I've done some research on progress bars in Python, and a lot of the solutions seem to be based on work being divided into known, discrete chunks. I.e., iterating a known number of times and updating the progress bar with stdout
every time a percentage point of the progress toward the end of the iterations is made.
My problem is a little less discrete. It involves walking a user directory that contains hundreds of sub-directories, gathering MP3 information, and entering it into a database. I could probably count the number of MP3 files in the directory before iteration and use that as a guideline for discrete chunks, but many of the mp3s may already be in the database, some of the files will take longer to read than others, errors will occur and have to be handled in some cases, etc. Besides, I'd like to know how to pull this off with non-discrete chunks for future reference.
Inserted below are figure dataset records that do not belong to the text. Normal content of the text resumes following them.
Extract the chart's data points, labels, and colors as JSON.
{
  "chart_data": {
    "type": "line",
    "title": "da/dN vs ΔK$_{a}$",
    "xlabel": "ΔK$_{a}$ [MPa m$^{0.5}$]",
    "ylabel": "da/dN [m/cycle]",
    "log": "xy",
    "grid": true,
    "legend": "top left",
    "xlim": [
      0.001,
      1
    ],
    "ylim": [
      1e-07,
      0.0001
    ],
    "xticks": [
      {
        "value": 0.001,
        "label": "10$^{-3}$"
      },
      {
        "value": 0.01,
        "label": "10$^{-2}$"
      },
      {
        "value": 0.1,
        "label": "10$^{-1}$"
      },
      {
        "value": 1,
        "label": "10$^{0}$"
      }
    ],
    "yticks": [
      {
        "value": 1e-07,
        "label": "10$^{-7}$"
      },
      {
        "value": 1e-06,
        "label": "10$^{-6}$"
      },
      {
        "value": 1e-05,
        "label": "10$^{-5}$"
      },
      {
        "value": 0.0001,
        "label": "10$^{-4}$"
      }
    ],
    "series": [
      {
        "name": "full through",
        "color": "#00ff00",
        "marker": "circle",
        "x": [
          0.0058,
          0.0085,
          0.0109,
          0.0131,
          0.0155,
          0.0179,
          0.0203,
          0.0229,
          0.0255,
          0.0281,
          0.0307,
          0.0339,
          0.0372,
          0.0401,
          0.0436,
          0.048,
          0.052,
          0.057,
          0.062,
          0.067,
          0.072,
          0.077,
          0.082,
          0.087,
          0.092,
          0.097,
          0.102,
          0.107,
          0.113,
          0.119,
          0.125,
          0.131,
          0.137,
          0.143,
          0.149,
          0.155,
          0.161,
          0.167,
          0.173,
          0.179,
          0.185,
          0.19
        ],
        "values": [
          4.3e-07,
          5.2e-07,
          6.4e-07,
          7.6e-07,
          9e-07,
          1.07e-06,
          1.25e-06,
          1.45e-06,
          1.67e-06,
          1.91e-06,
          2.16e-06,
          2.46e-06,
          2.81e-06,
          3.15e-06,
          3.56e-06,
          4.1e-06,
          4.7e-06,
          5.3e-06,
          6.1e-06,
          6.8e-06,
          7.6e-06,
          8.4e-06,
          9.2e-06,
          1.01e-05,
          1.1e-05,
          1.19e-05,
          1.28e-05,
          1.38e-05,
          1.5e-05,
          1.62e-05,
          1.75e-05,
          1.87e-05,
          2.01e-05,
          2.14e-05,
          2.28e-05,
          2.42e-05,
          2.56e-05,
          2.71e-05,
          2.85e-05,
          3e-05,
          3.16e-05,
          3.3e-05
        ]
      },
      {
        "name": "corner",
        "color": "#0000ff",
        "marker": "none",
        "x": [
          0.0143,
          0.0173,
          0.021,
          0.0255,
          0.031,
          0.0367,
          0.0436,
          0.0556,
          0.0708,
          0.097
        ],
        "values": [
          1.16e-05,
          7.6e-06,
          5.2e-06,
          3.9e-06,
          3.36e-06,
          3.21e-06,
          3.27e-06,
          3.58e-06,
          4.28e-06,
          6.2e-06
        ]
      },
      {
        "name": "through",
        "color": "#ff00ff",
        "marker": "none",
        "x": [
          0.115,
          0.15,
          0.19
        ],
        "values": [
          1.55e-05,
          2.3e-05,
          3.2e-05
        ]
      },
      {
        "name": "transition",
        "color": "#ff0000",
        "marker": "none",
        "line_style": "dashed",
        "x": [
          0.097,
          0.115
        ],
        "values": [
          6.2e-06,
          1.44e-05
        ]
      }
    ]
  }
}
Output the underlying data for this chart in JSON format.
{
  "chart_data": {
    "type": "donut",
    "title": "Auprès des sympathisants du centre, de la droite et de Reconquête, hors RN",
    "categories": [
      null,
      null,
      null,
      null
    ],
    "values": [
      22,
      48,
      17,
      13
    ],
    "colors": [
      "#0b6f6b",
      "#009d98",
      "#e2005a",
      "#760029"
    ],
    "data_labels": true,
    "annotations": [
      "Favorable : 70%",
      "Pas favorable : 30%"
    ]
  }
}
Here is the code for my directory-walk/database-update, if you're interested:
import mutagen
import sys
import os
import sqlite3 as lite
for root, dirs, files in os.walk(startDir):
for file in files:
if isMP3(file):
fullPath = os.path.join(root, file)
# Check if path already exists in DB, skip iteration if so
if unicode(fullPath, errors="replace") in pathDict:
continue
try:
audio = MP3(fullPath)
except mutagen.mp3.HeaderNotFoundError: # Invalid file/ID3 info
#TODO: log for user to look up what files were not visitable
continue
# Do database operations and error handling therein.
Is threading the best way to approach something like this? And if so, are there any good examples on how threading achieves this? I don't want a module for this because (a) it seems like something I should know how to do and (b) I'm developing for a dependency-lite situation.